By combining the amino terminus of NA from the PR8 strain with the carboxy terminus of NA from VN1203, the surface epitopes unique to
the H5N1 VN1203 NA glycoprotein are maintained. This reassortant virus had a higher titer and total protein yield in eggs, grew to a higher titer, produced large plaques on MDCK cells, and retained NA activity. This work describes a novel recombinant technique designed to increase the AMN-107 mw yields of vaccine candidates for the production of pandemic influenza virus vaccines. The relationship between the infectivity and protein yield of the reassortants also is discussed.”

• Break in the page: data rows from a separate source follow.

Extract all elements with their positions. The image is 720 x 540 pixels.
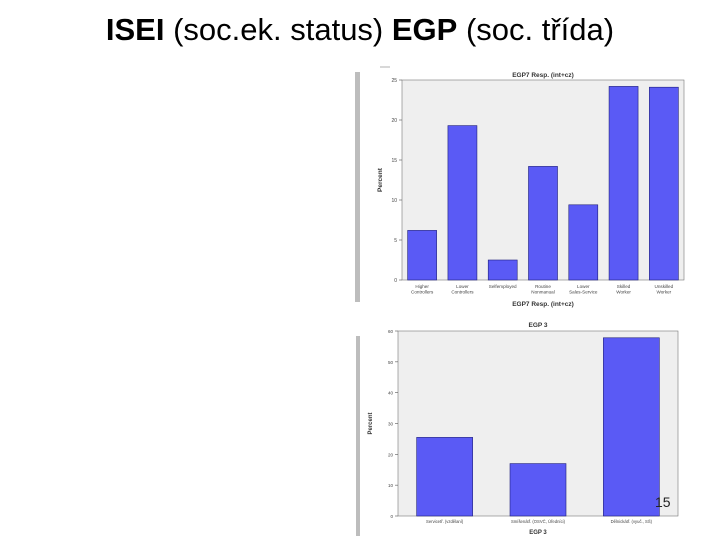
y-tick-label: 10 xyxy=(391,198,397,204)
bar xyxy=(603,337,660,517)
chart-title: EGP7 Resp. (int+cz) xyxy=(512,72,574,79)
bar xyxy=(649,86,679,281)
chart-shadow xyxy=(355,72,361,302)
egp7-bar-chart: EGP7 Resp. (int+cz) 0 5 10 15 20 25 Percent High… xyxy=(360,68,688,310)
y-axis-label: Percent xyxy=(368,412,374,434)
title-isei-desc: (soc.ek. status) xyxy=(164,12,392,47)
egp3-bar-chart: EGP 3 0 10 20 30 40 50 60 Percent Servicetř. (vzd… xyxy=(360,318,682,540)
bar xyxy=(416,437,473,517)
title-egp: EGP xyxy=(391,12,458,47)
x-axis-label: EGP 3 xyxy=(529,530,547,536)
y-tick-label: 20 xyxy=(388,452,394,457)
x-category-label: Routine Nonmanual xyxy=(531,284,555,295)
y-tick-label: 25 xyxy=(391,78,397,84)
title-egp-desc: (soc. třída) xyxy=(457,12,615,47)
x-category-label: Lower Controllers xyxy=(451,284,474,295)
y-tick-label: 5 xyxy=(394,238,397,244)
y-tick-label: 10 xyxy=(388,483,394,488)
egp7-chart-svg: EGP7 Resp. (int+cz) 0 5 10 15 20 25 Percent High… xyxy=(377,72,685,308)
chart-shadow xyxy=(356,336,362,536)
slide-page-number: 15 xyxy=(655,494,671,510)
x-category-label: Skilled Worker xyxy=(616,284,631,295)
x-category-label: Servicetř. (vzdělaní) xyxy=(426,519,464,524)
x-category-label: Dělnickátř. (vyuč., SŠ) xyxy=(611,519,653,524)
y-tick-label: 60 xyxy=(388,329,394,334)
y-tick-label: 50 xyxy=(388,360,394,365)
y-tick-label: 15 xyxy=(391,158,397,164)
bar xyxy=(407,230,437,281)
bar xyxy=(608,86,639,281)
bar xyxy=(447,125,478,281)
y-tick-label: 40 xyxy=(388,391,394,396)
x-axis-label: EGP7 Resp. (int+cz) xyxy=(512,301,574,308)
bar xyxy=(487,259,518,281)
slide-title: ISEI (soc.ek. status) EGP (soc. třída) xyxy=(0,12,720,48)
y-tick-label: 20 xyxy=(391,118,397,124)
chart-title: EGP 3 xyxy=(528,322,547,329)
bar xyxy=(568,204,599,281)
y-tick-label: 30 xyxy=(388,422,394,427)
x-category-label: Selfemployed xyxy=(489,284,517,289)
x-category-label: Smíšenátř. (OSVČ, Úředníci) xyxy=(511,519,566,524)
egp3-chart-svg: EGP 3 0 10 20 30 40 50 60 Percent Servicetř. (vzd… xyxy=(368,322,679,536)
title-isei: ISEI xyxy=(105,12,165,47)
x-category-label: Unskilled Worker xyxy=(655,284,674,295)
y-tick-label: 0 xyxy=(390,514,393,519)
y-axis-label: Percent xyxy=(377,167,384,192)
x-category-label: Higher Controllers xyxy=(411,284,434,295)
bar xyxy=(528,166,558,281)
y-tick-label: 0 xyxy=(394,278,397,284)
bar xyxy=(509,463,567,517)
x-category-label: Lower Sales-Service xyxy=(569,284,598,295)
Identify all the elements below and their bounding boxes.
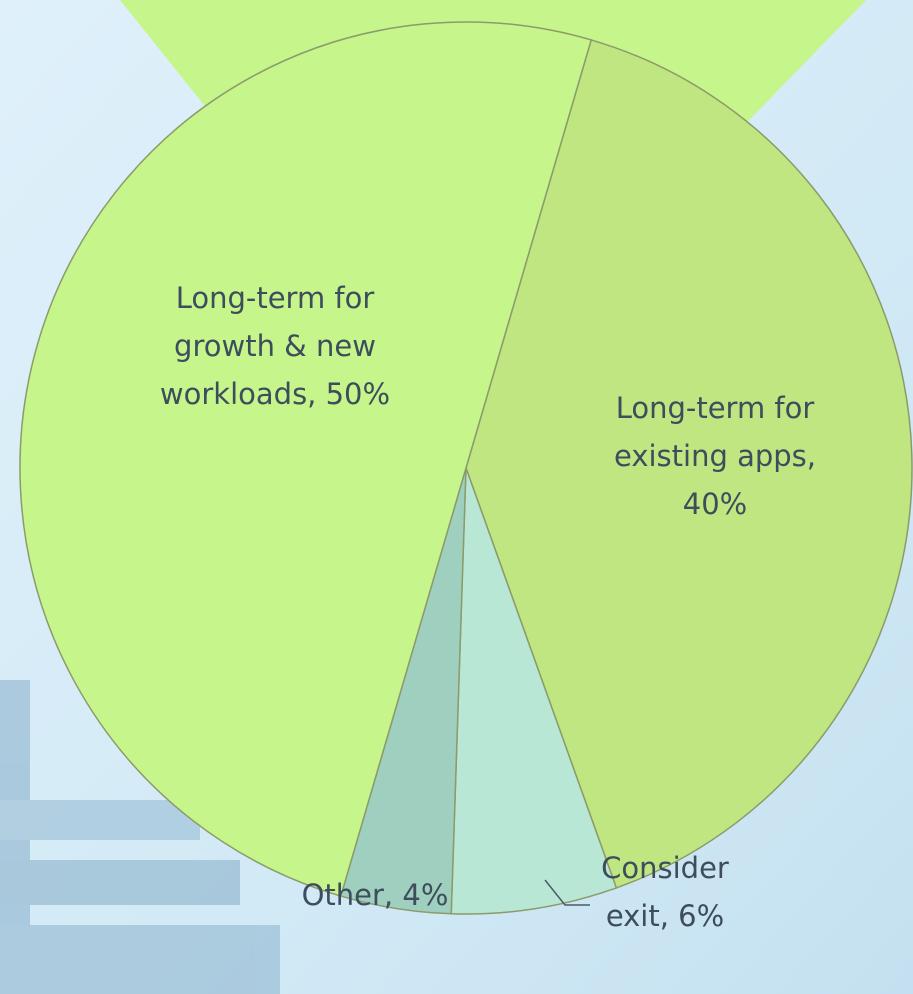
- background-stack: [0, 680, 280, 994]
- data-label: exit, 6%: [606, 899, 724, 933]
- data-label: Long-term for: [176, 281, 375, 315]
- pie: [19, 21, 913, 915]
- data-label: Other, 4%: [302, 878, 449, 912]
- leader-line: [544, 879, 590, 906]
- data-label: Long-term for: [616, 391, 815, 425]
- pie-slice: [465, 38, 913, 889]
- pie-slice: [450, 467, 618, 915]
- data-label: existing apps,: [614, 439, 816, 473]
- pie-slice: [19, 21, 593, 898]
- data-label: 40%: [683, 487, 747, 521]
- data-label: growth & new: [174, 329, 376, 363]
- data-label: Consider: [601, 851, 729, 885]
- data-label: workloads, 50%: [160, 377, 390, 411]
- labels: Long-term for existing apps, 40% Consider ex…: [160, 281, 816, 933]
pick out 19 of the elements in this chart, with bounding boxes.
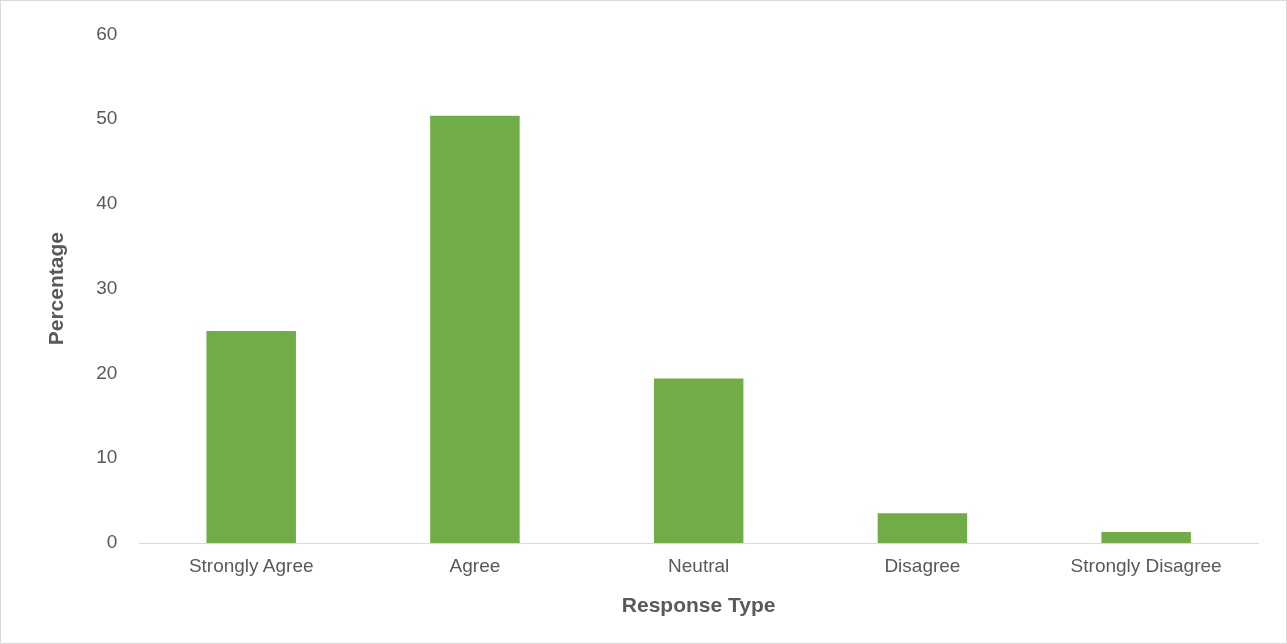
y-tick-label: 10 bbox=[96, 446, 118, 468]
y-tick-label: 0 bbox=[106, 531, 118, 553]
x-tick-label: Neutral bbox=[668, 554, 730, 576]
bar bbox=[430, 115, 520, 543]
x-tick-label: Strongly Agree bbox=[188, 554, 314, 576]
bar bbox=[1101, 531, 1191, 543]
bar bbox=[653, 378, 744, 543]
y-tick-label: 40 bbox=[96, 192, 118, 214]
x-tick-label: Strongly Disagree bbox=[1070, 554, 1222, 576]
bar bbox=[877, 513, 968, 543]
x-tick-label: Agree bbox=[449, 554, 501, 576]
x-axis-title: Response Type bbox=[621, 593, 776, 617]
x-tick-label: Disagree bbox=[884, 554, 961, 576]
bar bbox=[206, 331, 296, 543]
y-tick-label: 20 bbox=[96, 361, 118, 383]
y-tick-label: 60 bbox=[96, 22, 118, 44]
y-axis-title: Percentage bbox=[44, 232, 68, 346]
y-tick-label: 30 bbox=[96, 276, 118, 298]
y-tick-label: 50 bbox=[96, 107, 118, 129]
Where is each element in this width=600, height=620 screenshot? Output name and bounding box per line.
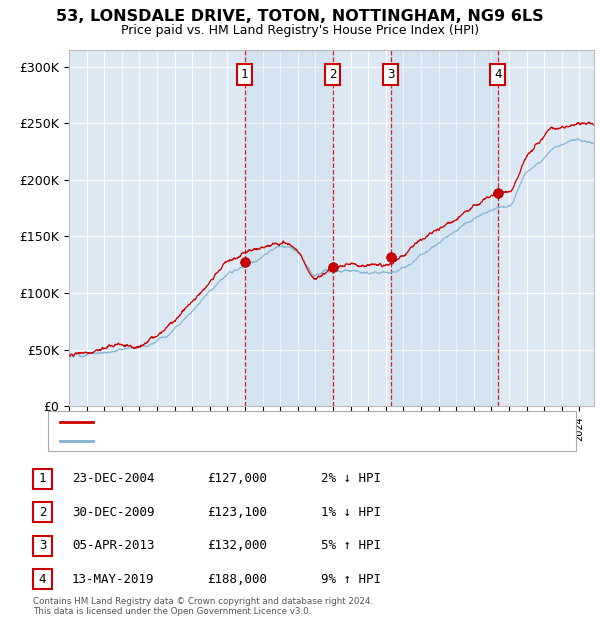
Text: £132,000: £132,000 bbox=[207, 539, 267, 552]
Text: 13-MAY-2019: 13-MAY-2019 bbox=[72, 573, 155, 585]
Text: 3: 3 bbox=[39, 539, 46, 552]
Text: 1: 1 bbox=[39, 472, 46, 485]
Bar bbox=[245, 50, 333, 406]
Text: Price paid vs. HM Land Registry's House Price Index (HPI): Price paid vs. HM Land Registry's House … bbox=[121, 24, 479, 37]
Text: 53, LONSDALE DRIVE, TOTON, NOTTINGHAM, NG9 6LS (semi-detached house): 53, LONSDALE DRIVE, TOTON, NOTTINGHAM, N… bbox=[99, 417, 505, 427]
Text: £123,100: £123,100 bbox=[207, 506, 267, 518]
Text: 2: 2 bbox=[329, 68, 337, 81]
Text: 1: 1 bbox=[241, 68, 248, 81]
Text: 3: 3 bbox=[387, 68, 394, 81]
Text: 23-DEC-2004: 23-DEC-2004 bbox=[72, 472, 155, 485]
Text: This data is licensed under the Open Government Licence v3.0.: This data is licensed under the Open Gov… bbox=[33, 606, 311, 616]
Text: 2: 2 bbox=[39, 506, 46, 518]
Text: 5% ↑ HPI: 5% ↑ HPI bbox=[321, 539, 381, 552]
Text: 1% ↓ HPI: 1% ↓ HPI bbox=[321, 506, 381, 518]
Text: 4: 4 bbox=[494, 68, 502, 81]
Text: 05-APR-2013: 05-APR-2013 bbox=[72, 539, 155, 552]
Bar bbox=[391, 50, 498, 406]
Text: £188,000: £188,000 bbox=[207, 573, 267, 585]
Text: HPI: Average price, semi-detached house, Broxtowe: HPI: Average price, semi-detached house,… bbox=[99, 436, 370, 446]
Text: 30-DEC-2009: 30-DEC-2009 bbox=[72, 506, 155, 518]
Text: 4: 4 bbox=[39, 573, 46, 585]
Text: 53, LONSDALE DRIVE, TOTON, NOTTINGHAM, NG9 6LS: 53, LONSDALE DRIVE, TOTON, NOTTINGHAM, N… bbox=[56, 9, 544, 24]
Text: Contains HM Land Registry data © Crown copyright and database right 2024.: Contains HM Land Registry data © Crown c… bbox=[33, 597, 373, 606]
Text: 2% ↓ HPI: 2% ↓ HPI bbox=[321, 472, 381, 485]
Text: 9% ↑ HPI: 9% ↑ HPI bbox=[321, 573, 381, 585]
Text: £127,000: £127,000 bbox=[207, 472, 267, 485]
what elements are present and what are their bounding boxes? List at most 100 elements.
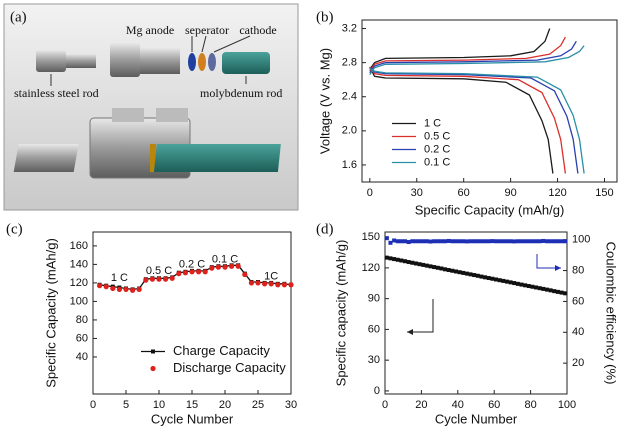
legend-label: Charge Capacity (173, 343, 270, 358)
data-point (149, 276, 155, 282)
data-point (424, 239, 429, 244)
y-tick-label: 90 (368, 293, 380, 305)
data-point (515, 281, 520, 286)
data-point (446, 268, 451, 273)
data-point (548, 239, 553, 244)
annotation: 1 C (111, 272, 128, 284)
panel-label: (c) (6, 221, 23, 237)
data-point (288, 282, 294, 288)
y-tick-label: 120 (70, 277, 88, 289)
arrow (536, 254, 561, 269)
data-point (453, 239, 458, 244)
y2-axis-label: Coulombic efficiency (%) (604, 242, 619, 385)
y-tick-label: 120 (362, 262, 380, 274)
x-tick-label: 90 (504, 187, 516, 199)
data-point (275, 282, 281, 288)
x-tick-label: 40 (452, 399, 464, 411)
x-tick-label: 15 (186, 399, 198, 411)
data-point (519, 239, 524, 244)
y-tick-label: 3.2 (342, 22, 357, 34)
data-point (472, 239, 477, 244)
data-point (486, 276, 491, 281)
x-tick-label: 0 (367, 187, 373, 199)
data-point (461, 270, 466, 275)
y-tick-label: 40 (76, 351, 88, 363)
data-point (548, 288, 553, 293)
separator-disc (198, 53, 206, 71)
legend-label: Discharge Capacity (173, 360, 286, 375)
cathode-disc (208, 53, 216, 71)
legend-marker (151, 349, 155, 354)
y-tick-label: 2.4 (342, 91, 357, 103)
data-point (432, 239, 437, 244)
data-point (443, 267, 448, 272)
y-tick-label: 150 (362, 231, 380, 243)
data-point (281, 282, 287, 288)
data-point (116, 286, 122, 292)
data-point (526, 284, 531, 289)
fitting-body (140, 48, 180, 74)
data-point (494, 277, 499, 282)
data-point (515, 239, 520, 244)
data-point (483, 239, 488, 244)
data-point (497, 239, 502, 244)
data-point (563, 291, 568, 296)
data-point (439, 266, 444, 271)
x-tick-label: 20 (415, 399, 427, 411)
panel-label: (d) (316, 221, 334, 237)
data-point (439, 239, 444, 244)
data-point (388, 240, 393, 245)
data-point (512, 281, 517, 286)
data-point (229, 263, 235, 269)
arrow-head (555, 265, 561, 271)
series-line (369, 45, 585, 174)
data-point (130, 287, 136, 293)
y-axis-label: Specific Capacity (mAh/g) (43, 238, 58, 388)
data-point (534, 285, 539, 290)
y-axis-label: Specific capacity (mAh/g) (333, 240, 348, 387)
data-point (457, 270, 462, 275)
series-line (369, 36, 567, 174)
x-tick-label: 100 (558, 399, 576, 411)
y-tick-label: 1.6 (342, 159, 357, 171)
panel-label: (b) (316, 9, 334, 25)
x-tick-label: 60 (458, 187, 470, 199)
x-axis-label: Cycle Number (435, 411, 518, 426)
data-point (156, 276, 162, 282)
data-point (103, 284, 109, 290)
data-point (388, 256, 393, 261)
y2-tick-label: 100 (572, 234, 590, 246)
data-point (392, 238, 397, 243)
x-tick-label: 30 (285, 399, 297, 411)
fitting-nut (110, 43, 140, 77)
data-point (248, 280, 254, 286)
y2-tick-label: 20 (572, 357, 584, 369)
legend-label: 1 C (424, 117, 441, 129)
x-tick-label: 0 (90, 399, 96, 411)
data-point (541, 238, 546, 243)
data-point (262, 281, 268, 287)
x-tick-label: 30 (411, 187, 423, 199)
arrow (407, 299, 434, 333)
data-point (544, 239, 549, 244)
data-point (508, 239, 513, 244)
data-point (421, 239, 426, 244)
data-point (268, 281, 274, 287)
data-point (479, 274, 484, 279)
data-point (176, 271, 182, 277)
data-point (428, 264, 433, 269)
x-tick-label: 10 (153, 399, 165, 411)
data-point (446, 238, 451, 243)
data-point (497, 278, 502, 283)
y-tick-label: 60 (76, 332, 88, 344)
data-point (399, 239, 404, 244)
data-point (421, 262, 426, 267)
x-tick-label: 60 (488, 399, 500, 411)
x-axis-label: Specific Capacity (mAh/g) (415, 202, 565, 217)
pointer (213, 35, 251, 53)
data-point (479, 239, 484, 244)
diagram-label: stainless steel rod (14, 86, 99, 100)
y-tick-label: 60 (368, 323, 380, 335)
x-tick-label: 150 (595, 187, 613, 199)
plot-frame (361, 19, 618, 183)
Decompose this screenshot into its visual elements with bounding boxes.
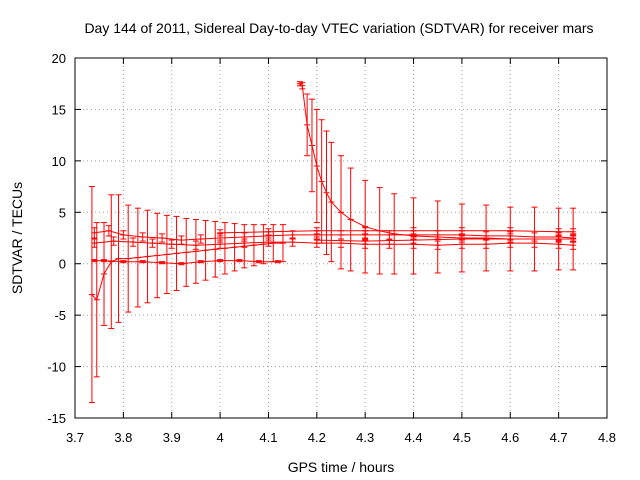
y-axis-label: SDTVAR / TECUs (9, 182, 25, 294)
chart-title: Day 144 of 2011, Sidereal Day-to-day VTE… (84, 20, 593, 36)
x-tick-label: 4.6 (501, 430, 519, 445)
x-tick-label: 4 (216, 430, 223, 445)
x-tick-label: 3.7 (66, 430, 84, 445)
y-tick-label: -15 (47, 411, 66, 426)
x-axis-label: GPS time / hours (288, 459, 395, 475)
x-tick-label: 4.2 (308, 430, 326, 445)
x-tick-label: 4.4 (405, 430, 423, 445)
y-tick-label: 0 (59, 257, 66, 272)
x-tick-label: 3.8 (114, 430, 132, 445)
y-tick-label: 20 (52, 51, 66, 66)
x-tick-label: 4.7 (550, 430, 568, 445)
series-5 (91, 259, 282, 266)
y-tick-label: 10 (52, 154, 66, 169)
series-3 (91, 225, 577, 245)
series-line (91, 242, 283, 301)
x-tick-label: 4.3 (356, 430, 374, 445)
plot-frame (74, 57, 608, 419)
y-tick-label: -10 (47, 360, 66, 375)
series-6 (217, 227, 577, 237)
series-7 (313, 235, 577, 245)
x-tick-label: 4.5 (453, 430, 471, 445)
x-tick-label: 4.1 (259, 430, 277, 445)
data-series (88, 81, 577, 404)
y-tick-label: 5 (59, 205, 66, 220)
x-tick-label: 3.9 (163, 430, 181, 445)
series-2 (88, 186, 286, 404)
series-line (94, 240, 574, 246)
series-4 (91, 236, 577, 250)
axis-ticks: 3.7 3.8 3.9 4 4.1 4.2 4.3 4.4 4.5 4.6 4.7 4.8 -15 -10… (47, 51, 616, 445)
y-tick-label: 15 (52, 102, 66, 117)
x-tick-label: 4.8 (598, 430, 616, 445)
y-tick-label: -5 (54, 308, 66, 323)
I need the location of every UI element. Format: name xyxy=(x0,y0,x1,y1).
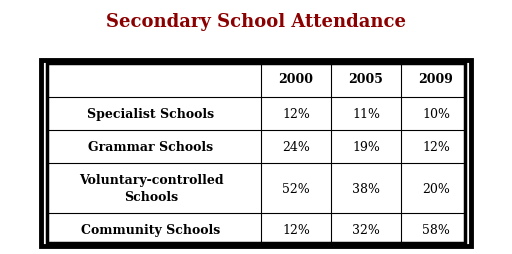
Text: 2005: 2005 xyxy=(349,73,383,86)
Text: 11%: 11% xyxy=(352,107,380,120)
Text: Community Schools: Community Schools xyxy=(81,223,221,236)
Text: 58%: 58% xyxy=(422,223,450,236)
Text: Secondary School Attendance: Secondary School Attendance xyxy=(106,13,406,31)
Text: 24%: 24% xyxy=(282,140,310,153)
Text: 10%: 10% xyxy=(422,107,450,120)
Text: Grammar Schools: Grammar Schools xyxy=(89,140,214,153)
Text: 12%: 12% xyxy=(422,140,450,153)
Text: 38%: 38% xyxy=(352,182,380,195)
Text: 20%: 20% xyxy=(422,182,450,195)
Text: 2009: 2009 xyxy=(419,73,454,86)
Text: 2000: 2000 xyxy=(279,73,313,86)
Text: Voluntary-controlled
Schools: Voluntary-controlled Schools xyxy=(79,173,223,203)
Text: 12%: 12% xyxy=(282,107,310,120)
Text: 19%: 19% xyxy=(352,140,380,153)
Text: 12%: 12% xyxy=(282,223,310,236)
Text: 32%: 32% xyxy=(352,223,380,236)
Text: Specialist Schools: Specialist Schools xyxy=(88,107,215,120)
Text: 52%: 52% xyxy=(282,182,310,195)
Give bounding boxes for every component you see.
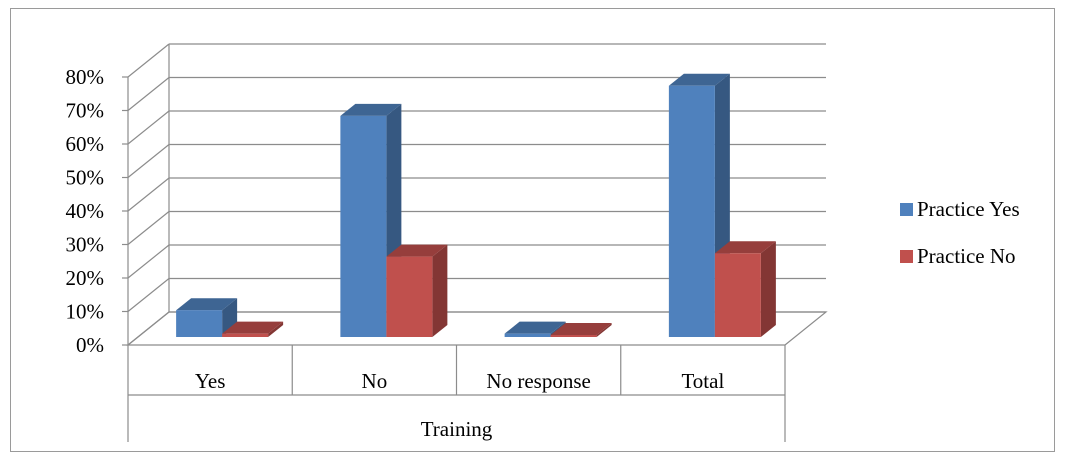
legend-swatch bbox=[900, 250, 913, 263]
bar-front bbox=[504, 333, 551, 337]
bar-front bbox=[176, 310, 223, 337]
gridline-side bbox=[127, 77, 170, 111]
x-axis-title: Training bbox=[421, 417, 493, 441]
bar-side bbox=[760, 241, 776, 337]
gridline-side bbox=[127, 244, 170, 279]
bar-practice-yes-no bbox=[340, 103, 402, 338]
legend-item-practice-no: Practice No bbox=[900, 244, 1016, 268]
category-label: No response bbox=[486, 369, 590, 393]
bar-practice-no-total bbox=[714, 241, 776, 337]
bar-front bbox=[714, 253, 761, 337]
bar-top bbox=[668, 73, 730, 86]
bar-front bbox=[340, 115, 387, 338]
bar-side bbox=[596, 323, 612, 337]
y-tick-label: 40% bbox=[66, 199, 105, 223]
bar-practice-no-yes bbox=[222, 321, 284, 337]
bar-top bbox=[714, 241, 776, 254]
gridline-side bbox=[127, 110, 170, 145]
bar-practice-yes-total bbox=[668, 73, 730, 337]
y-tick-label: 80% bbox=[66, 65, 105, 89]
y-tick-label: 20% bbox=[66, 266, 105, 290]
gridline-side bbox=[127, 211, 170, 245]
bar-front bbox=[668, 85, 715, 337]
floor bbox=[126, 311, 828, 346]
gridline-side bbox=[127, 144, 170, 178]
y-tick-label: 60% bbox=[66, 132, 105, 156]
y-tick-label: 10% bbox=[66, 300, 105, 324]
category-labels: Yes No No response Total bbox=[195, 369, 725, 393]
bar-practice-yes-yes bbox=[176, 298, 238, 337]
bar-front bbox=[386, 256, 433, 337]
category-label: No bbox=[362, 369, 388, 393]
bar-front bbox=[550, 335, 597, 337]
bar-front bbox=[222, 333, 269, 337]
y-tick-labels: 0% 10% 20% 30% 40% 50% 60% 70% 80% bbox=[66, 65, 128, 357]
category-label: Total bbox=[681, 369, 724, 393]
legend-label: Practice Yes bbox=[917, 197, 1020, 221]
legend-swatch bbox=[900, 203, 913, 216]
bar-top bbox=[222, 321, 284, 334]
bar-top bbox=[176, 298, 238, 311]
legend: Practice Yes Practice No bbox=[900, 197, 1020, 268]
y-tick-label: 0% bbox=[76, 333, 104, 357]
bar-top bbox=[550, 323, 612, 335]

“Using microdialysis, we investigated the effect Of L-proline on monoamine release in the medio-rostral neostriatum/hyperstriatum ventrale (MNH) of freely moving and restricted chicks. A 30 min handling-stress resulted in a significant
increase in extracellular homovallinic acid (HVA), a dopamine metabolite, and 5-hydroxyindoleacetic acid (5-HIAA). a serotonin metabolite, in the MNH. L-Proline, perfused through the microdialysis probe into the MNH during the stressed condition, significantly attenuated the average dialysate concentration of HVA produced by handling-stress. Handling-stress resulted in a significant increase in 5-HIAA levels in the control group, which were attenuated SB203580 mouse by profusion with L-proline. L-Proline did not significantly modify basal concentrations of HVA PI3K inhibitor or 5-HIAA in the MNH during control conditions. These results show that perfusion of L-proline modified the turnover/metabolism
of dopamine and serotonin in the MNH caused by handling-stress. (C) 2009 Elsevier Ireland Ltd. All rights reserved.”
“The immediate-early protein IE1 of human and mouse cytomegalovirus (MCMV) is one of the first proteins expressed during the productive infection cycle and upon reactivation from latency. The CMV IE1 proteins have been found to inhibit histone deacetylases, suggesting a role in the epigenetic regulation of viral gene expression. Consequently, the IE1 protein is considered to have a profound effect on reactivation, because small amounts of IE1 may be decisive for the switch to lytic replication. Here we asked if an MCMV Delta ie1 mutant is able both to establish latency and to reactivate from the lungs of latently infected mice. Since the Delta ie1 mutant was known to be attenuated during acute infection, we first defined conditions that led to comparable levels of viral genomes during latent infection with mutant and wild-type (wt) MCMV. Viral genome copy numbers dropped considerably at the onset of the latent infection but then remained steady for both viruses even after several months. Reactivation of the Delta ie1 mutant and of wt MCMV from latency occurred with similar incidences in lung explant cultures at 4, 7, and 12 months postinfection.